Which providers Kourai Khryseai can use, which models map to each tier, and what to watch out for cost-wise.

For exact per-token rates, see the provider pricing pages linked below. Rates change frequently — this doc focuses on the structure that stays stable.

Providers¶

`KOURAI_PROVIDER`	You pay	Pricing page
`anthropic` (default)	Anthropic API	claude.com/pricing#api
`google`	Google AI (Gemini API)	ai.google.dev/gemini-api/docs/pricing
`local`	Free — runs on your GPU via Ollama	ollama.com

Model Tiers¶

Anthropic Google Ollama (free)

Tier	Model	Used by
`cheap` (default)	Claude Haiku 4.5	All agents
`standard`	Claude Sonnet 4.6	Hephaestus, Metis, Techne
`smart`	Claude Sonnet 4.6 + Opus 4.6 (Metis)	All agents (Opus for Metis only)

Tier	Model	Used by
`cheap`	Gemini 2.0 Flash	All agents
`standard` / `smart`	Gemini 2.5 Pro	Heavy agents / all agents

Google free tier

Free tier prompts are used to improve Google's products. Switch to Paid tier in AI Studio to opt out.

Model	Used by	VRAM
`llama3.3:70b`	Hephaestus, Metis, Techne, Aletheia	~40 GB
`qwen2.5-coder:32b`	Dokimasia	~20 GB
`llama3.3:8b`	Kallos, Mneme, Puck, Cupid, Aidos	~5 GB

No per-token charges. You pay electricity and hardware only.

Rough Cost Per Pipeline¶

A typical development pipeline runs hephaestus → metis → techne → dokimasia → kallos → mneme (6 core LLM calls, ~12K input, ~8K output tokens). Companion spirits (Puck, Cupid) and quality validators (Aidos, Aletheia) fire on-demand — not every request triggers all 10 agents.

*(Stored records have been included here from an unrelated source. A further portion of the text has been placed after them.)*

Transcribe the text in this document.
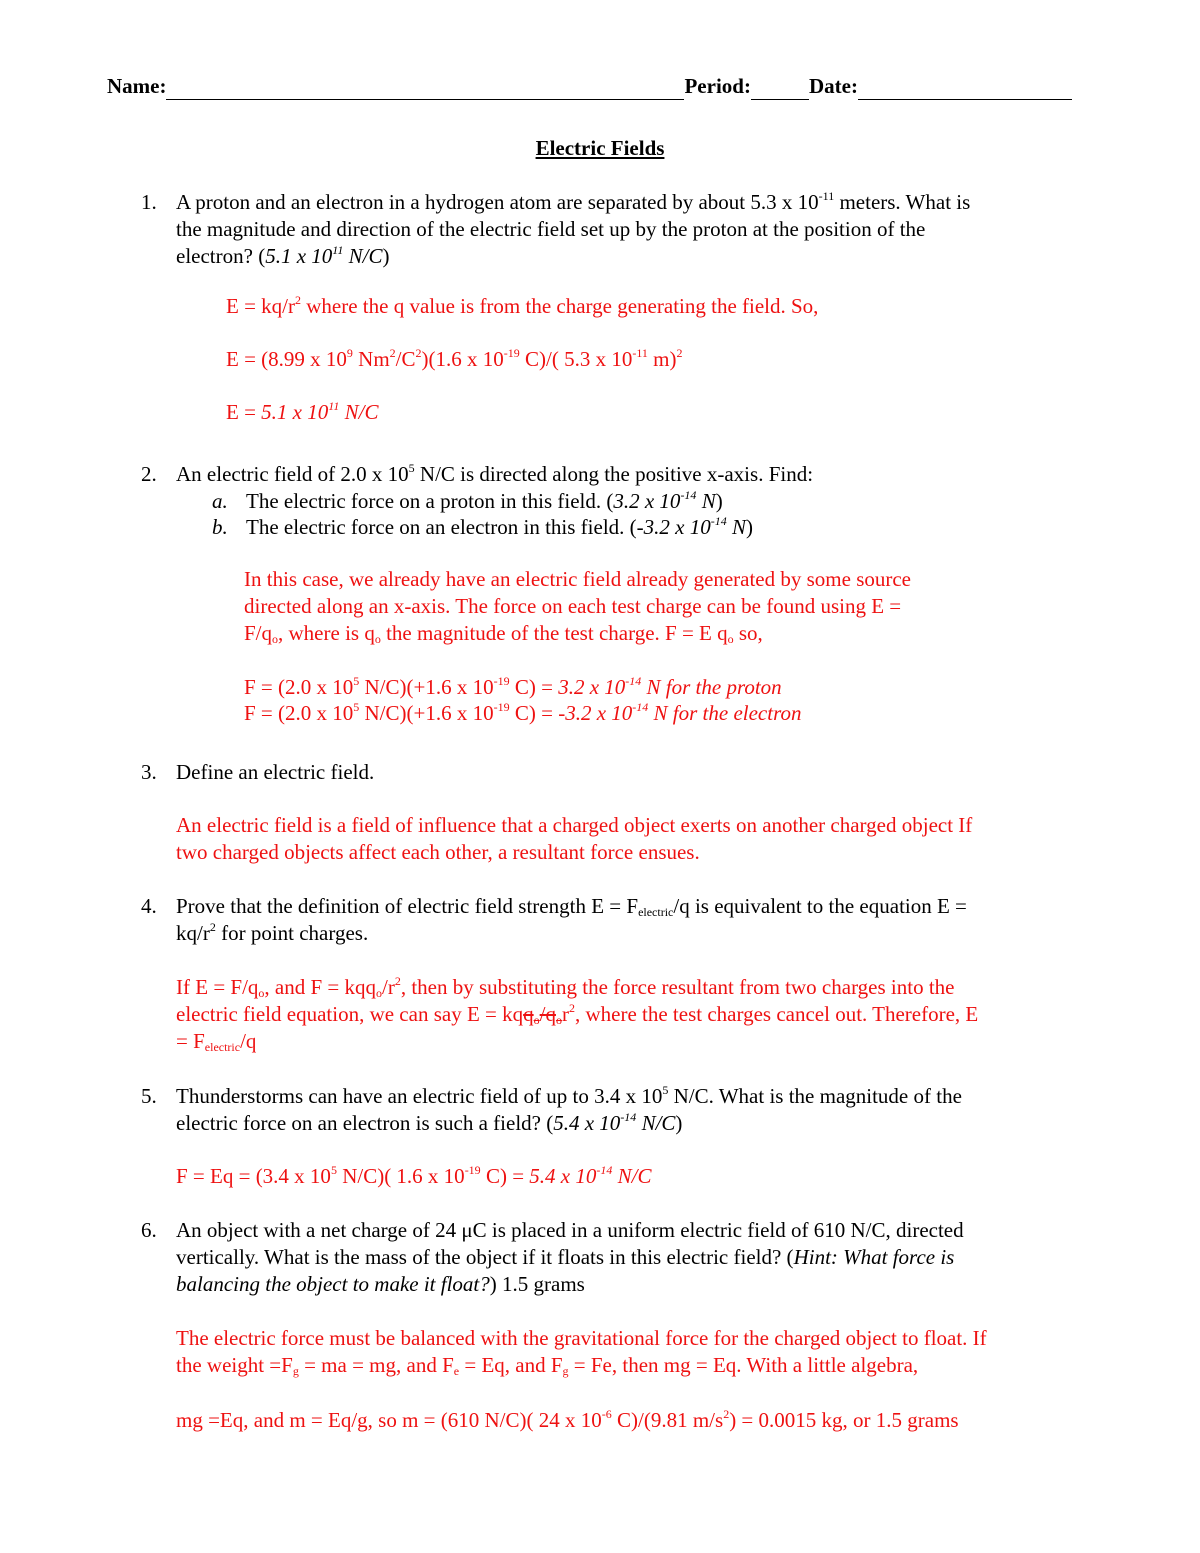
Name:	Period:	Date:
Electric Fields
1. A proton and an electron in a hydrogen atom are separated by about 5.3 x $10^{-11}$ meters. What is
the magnitude and direction of the electric field set up by the proton at the position of the
electron? (5.1 x $10^{11}$ N/C)
$E = kq/r^2$ where the q value is from the charge generating the field. So,
E = (8.99 x $10^9$ $Nm^2/C^2)(1.6$ x $10^{-19}$ C)/( 5.3 x $10^{-11}$ m)$^2$
E = 5.1 x $10^{11}$ N/C
2. An electric field of 2.0 x $10^5$ N/C is directed along the positive x-axis. Find:
a. The electric force on a proton in this field. (3.2 x $10^{-14}$ N)
b. The electric force on an electron in this field. (-3.2 x $10^{-14}$ N)
In this case, we already have an electric field already generated by some source
directed along an x-axis. The force on each test charge can be found using E =
$F/q_o$, where is $q_o$ the magnitude of the test charge. F = E $q_o$ so,
F = (2.0 x $10^5$ N/C)(+1.6 x $10^{-19}$ C) = 3.2 x $10^{-14}$ N for the proton
F = (2.0 x $10^5$ N/C)(+1.6 x $10^{-19}$ C) = -3.2 x $10^{-14}$ N for the electron
3. Define an electric field.
An electric field is a field of influence that a charged object exerts on another charged object If
two charged objects affect each other, a resultant force ensues.
4. Prove that the definition of electric field strength $E = F_{electric}/q$ is equivalent to the equation E =
$kq/r^2$ for point charges.
If $E = F/q_o$, and $F = kqq_o/r^2$, then by substituting the force resultant from two charges into the
electric field equation, we can say $E = kqq_o/q_or^2$, where the test charges cancel out. Therefore, E
= $F_{electric}/q$
5. Thunderstorms can have an electric field of up to 3.4 x $10^5$ N/C. What is the magnitude of the
electric force on an electron is such a field? (5.4 x $10^{-14}$ N/C)
F = Eq = (3.4 x $10^5$ N/C)( 1.6 x $10^{-19}$ C) = 5.4 x $10^{-14}$ N/C
6. An object with a net charge of 24 μC is placed in a uniform electric field of 610 N/C, directed
vertically. What is the mass of the object if it floats in this electric field? (Hint: What force is
balancing the object to make it float?) 1.5 grams
The electric force must be balanced with the gravitational force for the charged object to float. If
the weight $=F_g$ = ma = mg, and $F_e = Eq$, and $F_g = Fe$, then mg = Eq. With a little algebra,
mg =Eq, and m = Eq/g, so m = (610 N/C)( 24 x $10^{-6}$ C)/(9.81 $m/s^2) = 0.0015$ kg, or 1.5 grams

Tier	Anthropic	Google (paid)
`cheap`	~$0.05	~$0.005
`standard`	~$0.25–$0.40	~$0.10–$0.20
`smart`	~$0.40–$0.70	~$0.10–$0.20

Companion/validator calls add minimal cost — Puck and Aidos use Haiku across all tiers.

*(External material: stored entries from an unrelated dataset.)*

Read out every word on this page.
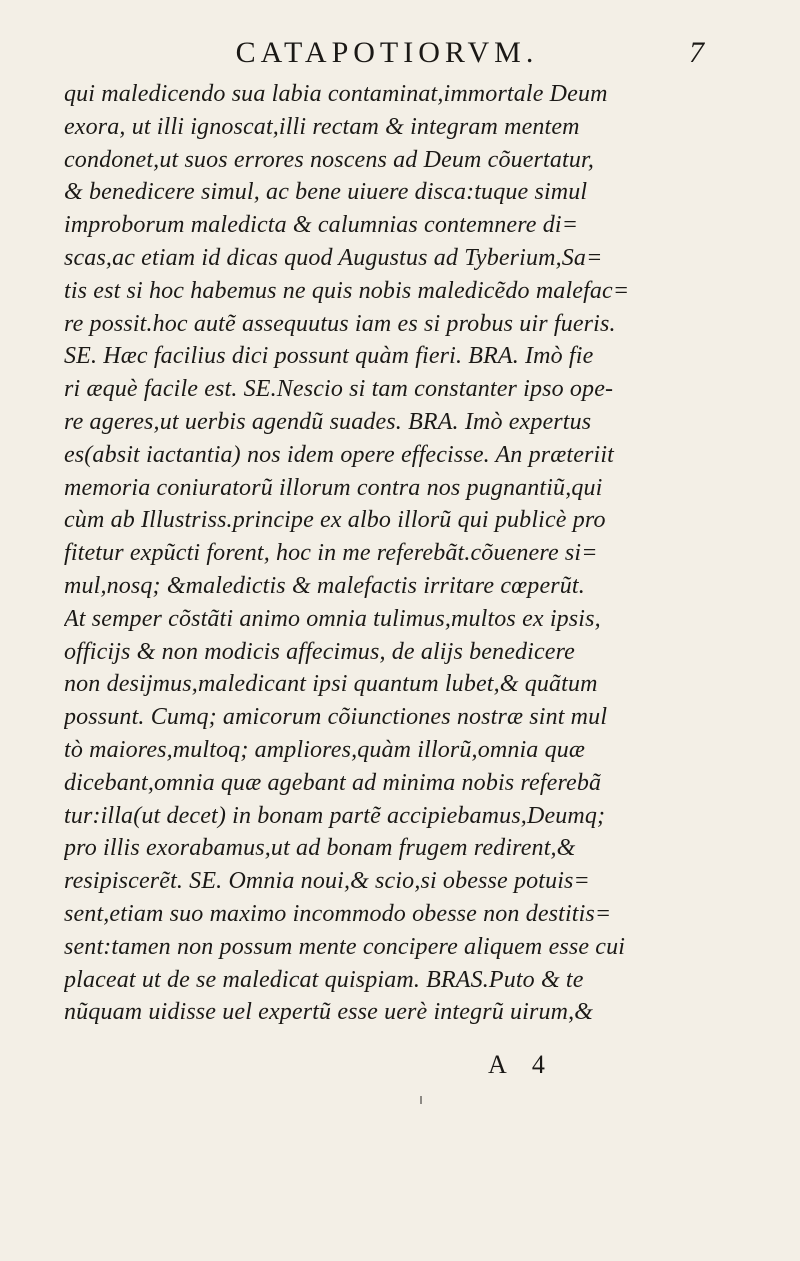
CATAPOTIORVM.	7
qui maledicendo sua labia contaminat,immortale Deum
exora, ut illi ignoscat,illi rectam & integram mentem
condonet,ut suos errores noscens ad Deum cõuertatur,
& benedicere simul, ac bene uiuere disca:tuque simul
improborum maledicta & calumnias contemnere di=
scas,ac etiam id dicas quod Augustus ad Tyberium,Sa=
tis est si hoc habemus ne quis nobis maledicẽdo malefac=
re possit.hoc autẽ assequutus iam es si probus uir fueris.
SE. Hæc facilius dici possunt quàm fieri. BRA. Imò fie
ri æquè facile est. SE.Nescio si tam constanter ipso ope-
re ageres,ut uerbis agendũ suades. BRA. Imò expertus
es(absit iactantia) nos idem opere effecisse. An præteriit
memoria coniuratorũ illorum contra nos pugnantiũ,qui
cùm ab Illustriss.principe ex albo illorũ qui publicè pro
fitetur expũcti forent, hoc in me referebãt.cõuenere si=
mul,nosq; &maledictis & malefactis irritare cœperũt.
At semper cõstãti animo omnia tulimus,multos ex ipsis,
officijs & non modicis affecimus, de alijs benedicere
non desijmus,maledicant ipsi quantum lubet,& quãtum
possunt. Cumq; amicorum cõiunctiones nostræ sint mul
tò maiores,multoq; ampliores,quàm illorũ,omnia quæ
dicebant,omnia quæ agebant ad minima nobis referebã
tur:illa(ut decet) in bonam partẽ accipiebamus,Deumq;
pro illis exorabamus,ut ad bonam frugem redirent,&
resipiscerẽt. SE. Omnia noui,& scio,si obesse potuis=
sent,etiam suo maximo incommodo obesse non destitis=
sent:tamen non possum mente concipere aliquem esse cui
placeat ut de se maledicat quispiam. BRAS.Puto & te
nũquam uidisse uel expertũ esse uerè integrũ uirum,&
A 4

What You Are NOT Charged For¶

Web search, code execution sandbox, image generation, audio input, batch API discounts, and context caching storage — Kourai uses none of these.

Cost Tips¶

Keep costs low

smart tier is expensive. Opus 4.6 costs ~5× more than Haiku 4.5. Only use when you need maximum planning quality.
Gemini 2.5 Pro thinking tokens are unpredictable. Reasoning tokens count as output at full rate. Monitor usage in Google AI Studio.
Pipeline is sequential — core specialists make 6 billed API calls, no fan-out. Companion spirits and validators add 1–4 more calls when triggered.
max_tokens=4096 caps output. Techne and Metis are the most expensive per call due to output length.
Streaming has the same cost as non-streaming. Only affects delivery, not billing.

Prompt Caching (not yet implemented)¶

Future optimization

Every agent has a large static system prompt — an ideal caching candidate. Both Anthropic and Google offer 80–90% input cost savings on cached reads. LiteLLM supports this via the cache_control content block parameter.